This repo is for a course project that works on getting and cleaning data, getting it ready for analysis.
To get started, either clone this repo, or using the Download Zip button to the right, download this repository and unzip to where ever you wish.
The data that this R script will analyse, can be found at https://d396qusza40orc.cloudfront.net/getdata%2Fprojectfiles%2FUCI%20HAR%20Dataset.zip.
To get started, download the data and unzip it to a folder of your choosing.
To work with the dataset that you have downloaded, start your R environment and set your working directory to the directory created when you unzipped your data. Ensure that you have installed the packages listed under Required Packages.

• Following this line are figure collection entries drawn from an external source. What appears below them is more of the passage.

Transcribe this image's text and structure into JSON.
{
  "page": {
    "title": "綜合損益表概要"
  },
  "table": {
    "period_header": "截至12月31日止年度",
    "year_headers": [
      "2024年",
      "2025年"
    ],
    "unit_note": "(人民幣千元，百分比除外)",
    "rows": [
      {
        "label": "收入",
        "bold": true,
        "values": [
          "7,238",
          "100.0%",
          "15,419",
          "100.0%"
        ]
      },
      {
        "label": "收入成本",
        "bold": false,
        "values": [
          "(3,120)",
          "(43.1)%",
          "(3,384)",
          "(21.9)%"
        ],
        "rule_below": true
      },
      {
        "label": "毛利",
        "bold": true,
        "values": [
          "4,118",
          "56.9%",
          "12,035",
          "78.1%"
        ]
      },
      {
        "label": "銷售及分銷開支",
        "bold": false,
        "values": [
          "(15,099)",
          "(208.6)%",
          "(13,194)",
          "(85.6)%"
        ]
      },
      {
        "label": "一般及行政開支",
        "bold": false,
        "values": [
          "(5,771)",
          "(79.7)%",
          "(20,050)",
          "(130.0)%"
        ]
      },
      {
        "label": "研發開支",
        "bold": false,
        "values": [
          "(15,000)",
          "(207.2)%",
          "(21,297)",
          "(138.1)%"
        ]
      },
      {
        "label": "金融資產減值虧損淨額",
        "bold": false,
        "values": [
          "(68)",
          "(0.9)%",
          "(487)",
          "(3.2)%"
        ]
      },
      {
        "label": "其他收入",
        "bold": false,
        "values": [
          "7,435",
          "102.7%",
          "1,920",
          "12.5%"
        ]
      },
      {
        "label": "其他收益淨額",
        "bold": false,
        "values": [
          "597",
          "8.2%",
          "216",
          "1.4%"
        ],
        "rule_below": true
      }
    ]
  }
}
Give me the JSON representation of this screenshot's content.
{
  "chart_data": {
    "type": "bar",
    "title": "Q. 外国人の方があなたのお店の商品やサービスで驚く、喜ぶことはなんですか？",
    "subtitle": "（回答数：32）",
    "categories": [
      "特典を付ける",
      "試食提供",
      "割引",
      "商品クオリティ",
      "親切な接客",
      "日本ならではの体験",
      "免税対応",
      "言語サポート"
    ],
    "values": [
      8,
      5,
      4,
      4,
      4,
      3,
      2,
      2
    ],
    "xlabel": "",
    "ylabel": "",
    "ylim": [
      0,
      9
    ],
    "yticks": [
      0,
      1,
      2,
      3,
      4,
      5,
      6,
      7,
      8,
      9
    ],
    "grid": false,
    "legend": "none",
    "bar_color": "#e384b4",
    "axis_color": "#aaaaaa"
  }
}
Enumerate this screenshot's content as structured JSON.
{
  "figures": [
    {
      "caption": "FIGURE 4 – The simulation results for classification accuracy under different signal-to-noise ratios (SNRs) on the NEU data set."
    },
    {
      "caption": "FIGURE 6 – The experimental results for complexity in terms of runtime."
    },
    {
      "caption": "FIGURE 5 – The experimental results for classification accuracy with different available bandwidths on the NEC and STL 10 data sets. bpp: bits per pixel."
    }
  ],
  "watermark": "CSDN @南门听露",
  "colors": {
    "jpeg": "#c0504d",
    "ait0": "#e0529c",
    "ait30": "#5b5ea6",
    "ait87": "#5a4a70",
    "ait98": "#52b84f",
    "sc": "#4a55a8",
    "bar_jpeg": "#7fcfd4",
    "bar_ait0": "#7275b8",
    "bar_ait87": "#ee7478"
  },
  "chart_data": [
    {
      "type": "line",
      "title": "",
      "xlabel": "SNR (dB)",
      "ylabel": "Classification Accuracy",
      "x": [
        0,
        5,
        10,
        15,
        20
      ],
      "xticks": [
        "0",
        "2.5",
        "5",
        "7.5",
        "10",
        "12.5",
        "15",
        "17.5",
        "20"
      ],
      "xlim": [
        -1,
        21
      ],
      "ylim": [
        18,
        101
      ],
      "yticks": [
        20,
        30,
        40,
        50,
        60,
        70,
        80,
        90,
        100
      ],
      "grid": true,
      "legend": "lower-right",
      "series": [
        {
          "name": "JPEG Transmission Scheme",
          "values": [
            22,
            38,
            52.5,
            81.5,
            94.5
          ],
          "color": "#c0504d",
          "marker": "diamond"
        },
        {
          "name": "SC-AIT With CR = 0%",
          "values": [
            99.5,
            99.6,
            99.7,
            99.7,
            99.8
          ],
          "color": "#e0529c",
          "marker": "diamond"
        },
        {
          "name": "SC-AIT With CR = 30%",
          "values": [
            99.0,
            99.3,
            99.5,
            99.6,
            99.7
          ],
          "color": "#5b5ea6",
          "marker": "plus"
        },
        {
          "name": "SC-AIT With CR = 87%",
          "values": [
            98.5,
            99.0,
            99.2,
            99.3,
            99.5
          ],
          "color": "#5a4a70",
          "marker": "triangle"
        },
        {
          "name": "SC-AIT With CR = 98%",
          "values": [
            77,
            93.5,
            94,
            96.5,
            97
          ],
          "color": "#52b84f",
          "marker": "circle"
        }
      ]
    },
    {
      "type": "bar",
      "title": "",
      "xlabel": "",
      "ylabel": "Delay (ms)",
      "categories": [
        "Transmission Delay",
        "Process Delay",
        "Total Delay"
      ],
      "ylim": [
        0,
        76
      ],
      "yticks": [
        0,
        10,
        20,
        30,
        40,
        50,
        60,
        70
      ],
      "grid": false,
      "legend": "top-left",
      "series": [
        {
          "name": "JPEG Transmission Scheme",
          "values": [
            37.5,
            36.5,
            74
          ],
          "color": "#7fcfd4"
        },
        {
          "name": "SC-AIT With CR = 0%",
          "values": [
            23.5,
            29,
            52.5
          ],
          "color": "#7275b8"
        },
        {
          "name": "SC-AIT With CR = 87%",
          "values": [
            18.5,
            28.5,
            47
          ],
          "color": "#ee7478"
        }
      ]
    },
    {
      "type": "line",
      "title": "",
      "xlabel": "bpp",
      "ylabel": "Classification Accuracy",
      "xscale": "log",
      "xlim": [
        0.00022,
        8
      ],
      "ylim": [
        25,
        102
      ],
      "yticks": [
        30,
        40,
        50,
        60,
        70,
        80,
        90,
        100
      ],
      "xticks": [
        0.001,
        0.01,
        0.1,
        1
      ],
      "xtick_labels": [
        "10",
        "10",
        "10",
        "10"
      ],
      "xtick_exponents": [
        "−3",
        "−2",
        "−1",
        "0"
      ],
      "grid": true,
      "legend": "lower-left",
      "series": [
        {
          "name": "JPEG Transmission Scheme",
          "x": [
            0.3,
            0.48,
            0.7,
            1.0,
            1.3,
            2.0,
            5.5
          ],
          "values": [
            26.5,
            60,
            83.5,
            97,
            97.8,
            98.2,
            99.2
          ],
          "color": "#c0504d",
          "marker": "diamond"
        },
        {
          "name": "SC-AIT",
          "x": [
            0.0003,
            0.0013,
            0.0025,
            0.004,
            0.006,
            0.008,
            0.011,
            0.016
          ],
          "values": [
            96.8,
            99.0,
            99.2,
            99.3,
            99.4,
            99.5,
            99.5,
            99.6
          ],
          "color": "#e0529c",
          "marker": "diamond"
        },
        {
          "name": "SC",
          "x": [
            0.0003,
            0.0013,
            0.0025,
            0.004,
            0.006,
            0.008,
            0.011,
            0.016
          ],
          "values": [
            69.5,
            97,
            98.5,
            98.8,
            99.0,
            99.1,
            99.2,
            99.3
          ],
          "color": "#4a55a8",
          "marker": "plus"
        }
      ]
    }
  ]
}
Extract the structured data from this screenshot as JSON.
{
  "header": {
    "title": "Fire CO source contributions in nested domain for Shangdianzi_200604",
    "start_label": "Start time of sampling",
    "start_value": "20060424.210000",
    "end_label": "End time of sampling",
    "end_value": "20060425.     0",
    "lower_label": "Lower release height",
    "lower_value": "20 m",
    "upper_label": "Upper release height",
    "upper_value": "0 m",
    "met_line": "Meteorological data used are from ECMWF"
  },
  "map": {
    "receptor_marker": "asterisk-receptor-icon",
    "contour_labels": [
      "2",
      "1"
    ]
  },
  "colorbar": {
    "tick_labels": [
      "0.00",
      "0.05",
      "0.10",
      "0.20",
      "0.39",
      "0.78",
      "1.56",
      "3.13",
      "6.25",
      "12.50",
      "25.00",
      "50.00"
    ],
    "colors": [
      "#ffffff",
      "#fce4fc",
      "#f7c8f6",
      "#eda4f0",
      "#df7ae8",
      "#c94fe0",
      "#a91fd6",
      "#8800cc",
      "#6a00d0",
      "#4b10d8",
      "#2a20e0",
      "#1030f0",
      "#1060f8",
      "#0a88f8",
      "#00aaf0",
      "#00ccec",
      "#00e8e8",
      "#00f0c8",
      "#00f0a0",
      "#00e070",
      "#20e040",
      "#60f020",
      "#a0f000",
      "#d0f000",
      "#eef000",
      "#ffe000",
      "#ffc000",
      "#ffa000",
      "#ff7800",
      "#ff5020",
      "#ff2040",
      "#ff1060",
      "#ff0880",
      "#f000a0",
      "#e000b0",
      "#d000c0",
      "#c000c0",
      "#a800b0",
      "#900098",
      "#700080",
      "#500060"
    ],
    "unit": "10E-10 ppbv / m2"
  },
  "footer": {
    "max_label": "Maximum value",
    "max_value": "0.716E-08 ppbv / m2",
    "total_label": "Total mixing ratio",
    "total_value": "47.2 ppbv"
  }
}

Once you have confirmed that you have the required packages, you can use run_analysis.R script to analyse the data. To start, run:
source("path_to_unzipped_dir/run_analysis.R")
Then run
run_analysis()
Before your run this analysis, please ensure that you have installed the below required packages.
- dplyr
- install.packages("dplyr")
- tidyr
- install.packages("tidyr")
This section will take you through how the code works.
-
First I check that the folders and files that should be in the working directory are there. The files that should be in the working directory can be downloaded from https://d396qusza40orc.cloudfront.net/getdata%2Fprojectfiles%2FUCI%20HAR%20Dataset.zip.
-
Once I ensure that the files exist, I then begin to combine the files that are needed. These files are found in the folders /train and /test.
-
the file features.txt is read into a variable (features) so that it can be used for column names when the data from x_foldername.txt is read in. The number of rows in features.txt matches the number of columns in x_foldername.txt
-
inside each folder, the files foldername/x_foldername.txt, foldername/y_foldername.txt and foldername/subject_foldername.txt are combined (where foldername is either train or test).
-
After the data is read from each folder, the rows of each dataset are combined into a single dataset.
-
I add a row column which will be used when re-arranging data later. Without, functions like separate and spread throw errors.
-
After merging all the data into a single dataset, I then remove columns that don't include subject (from foldername/subject_foldername.txt), activity (from foldername/y_foldername.txt) and .mean... or .std... (we want the mean and standard deviation only and no other fields. Since Magnitude with Mean or Standard Deviation is calculated and not from the sensors, I've removed those values as well only keeping .mean... and .std... from the columns that were created from foldername/x_foldername.txt file.
-
With the rows removed, I now convert the values in the activity column to a string value using the data found in activity_labels.txt from the working directory.
-
Next, I clean the data and name all my new columns with names that show what they are about. The steps for cleaning the data are as follows:
-
do some text replacing. I replace fbody, tGravity and tBody with values that are easier to seperate in future steps.
-
I take all of the measurements (every column except row, subject and activity) and gather them into a single column called domain_signals (names came from reading the documents with the dataset).
-
Now I seperate the axis (X, Y, or Z) from the column into it's own column as it is helps determine a separate measurement variable.
-
Then I separate out the calculation that this row measures (mean or standard deviation) into it's own column. The reason is that it will be turned into a variable for the measurement.
-
Now I spread the calculation column I just created so that I can see mean and standard deviation for a domain and sensor together.
-
Next, I split the domain_signals column into domain (time or frequency) and signal_sensor.
-
I then split signal_sensor into the signal (body or gravity) and the sensor (Acc, Gyro, AccJerk, etc...)
-
Now I summarize the mean and standard deviation by grouping on subject, activity, domain, signal, sensor and axis to get the average mean and standard deviation. This is the final data set.
The original dataset can be found at http://archive.ics.uci.edu/ml/datasets/Human+Activity+Recognition+Using+Smartphones
Davide Anguita, Alessandro Ghio, Luca Oneto, Xavier Parra and Jorge L. Reyes-Ortiz. Human Activity Recognition on Smartphones using a Multiclass Hardware-Friendly Support Vector Machine. International Workshop of Ambient Assisted Living (IWAAL 2012). Vitoria-Gasteiz, Spain. Dec 2012
This dataset is distributed AS-IS and no responsibility implied or explicit can be addressed to the authors or their institutions for its use or misuse. Any commercial use is prohibited.
Jorge L. Reyes-Ortiz, Alessandro Ghio, Luca Oneto, Davide Anguita. November 2012.